まだ少し寒いですね。でも,やはり一雨一雨,水もぬるんで春めいていくのでしょう。
歌舞伎界の坂東三津五郎さんが惜しまれつつ亡くなられました。誠に惜しいことです。心よりご冥福をお祈りいたします。先日(3月2日)の産経新聞の記事には,三津五郎さんがいかに芸というものに対して真摯に向き合っていたかがよく分かる追悼記事が掲載されていました。寄稿されたのは演出家の福田逸さんです。さすが戦後を代表する評論家だった福田恆存さんのご子息だけあり,名文を書かれます。
坂東三津五郎さんを追悼するその名文にとても感動を覚えましたので,本日はほとんどコピーアンドペースト状態のブログ記事になりますが,その一部を引用して終わります。
「・・・いつも生真面目で、時代物にも世話物にも、あなたのその誠実さと真実味が必ず出ていました。

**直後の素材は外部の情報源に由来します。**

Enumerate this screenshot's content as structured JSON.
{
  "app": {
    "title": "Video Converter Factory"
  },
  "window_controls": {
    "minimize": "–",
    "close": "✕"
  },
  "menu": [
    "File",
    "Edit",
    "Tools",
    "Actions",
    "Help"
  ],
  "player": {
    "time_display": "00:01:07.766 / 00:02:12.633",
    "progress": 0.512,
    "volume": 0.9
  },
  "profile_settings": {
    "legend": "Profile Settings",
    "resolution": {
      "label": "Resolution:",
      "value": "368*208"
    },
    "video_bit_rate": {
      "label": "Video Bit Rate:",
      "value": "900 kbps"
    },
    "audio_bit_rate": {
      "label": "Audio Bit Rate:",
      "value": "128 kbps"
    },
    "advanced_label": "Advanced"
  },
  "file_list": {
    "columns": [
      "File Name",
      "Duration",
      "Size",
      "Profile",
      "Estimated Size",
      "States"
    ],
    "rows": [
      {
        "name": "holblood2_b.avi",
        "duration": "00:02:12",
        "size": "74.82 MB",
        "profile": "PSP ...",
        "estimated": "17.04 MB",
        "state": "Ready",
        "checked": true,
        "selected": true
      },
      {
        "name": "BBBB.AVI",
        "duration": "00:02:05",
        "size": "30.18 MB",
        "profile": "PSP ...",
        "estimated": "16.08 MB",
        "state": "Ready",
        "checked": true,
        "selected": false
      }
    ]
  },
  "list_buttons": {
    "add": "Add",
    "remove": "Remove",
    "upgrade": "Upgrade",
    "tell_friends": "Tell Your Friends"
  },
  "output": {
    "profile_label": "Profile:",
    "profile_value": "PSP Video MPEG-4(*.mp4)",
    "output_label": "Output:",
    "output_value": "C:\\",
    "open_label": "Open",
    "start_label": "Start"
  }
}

私は、それが好きだった。時代物の重厚な役どころから軽妙な世話物や舞踊まで、何をやらせてもあなたの舞台には歌舞伎の正書法を見る思いがしたものです。それは、単に技術の問題ではない心掛けの問題でした。それを証明するのが、平成の新歌舞伎の傑作『道元の月』です。本来なら今頃、新しい歌舞伎座で4度目の幕を開けていたはずです。旧歌舞伎座、南座、御園座と、『道元の月』の稽古に入るたびに、私たちは必ず永平寺を訪れ、1泊の参禅修行をしてから稽古に入りました。私を含めて、お弟子さんたちもスタッフも、行くときは物見遊山か、或いは面倒くさいことを、といった顔をしていた。でも、三津五郎さん、あなただけは違った。真剣だった。あなたは心そのものから道元禅師に近づこうとしていた。そのために永平寺の空気を体に、細胞の隅々に取り込もうとしていらっしゃった。夕方からの座禅、質素な食事、作法、早朝3時起床の後の修行、貫主の法話。これらを終えて寺を後にするわれわれの表情は、既に別人になっていました。その足で向かった最初の稽古場から、役者もスタッフも、芝居の性根を掴んでいましたよね。あの種の経験は私の演出経験でも他に類を見ない。道元という人物とその弟子たちの精神性が永平寺の一昼夜で私たちに乗り移った。その中心に三津五郎さん、いつもあなたがいて、静謐な清浄な世界を舞台に現出したのです。悔しい。もう一度、あなたの道元を観たかった。一緒に『道元の月』を新しい歌舞伎座で創りたかった。」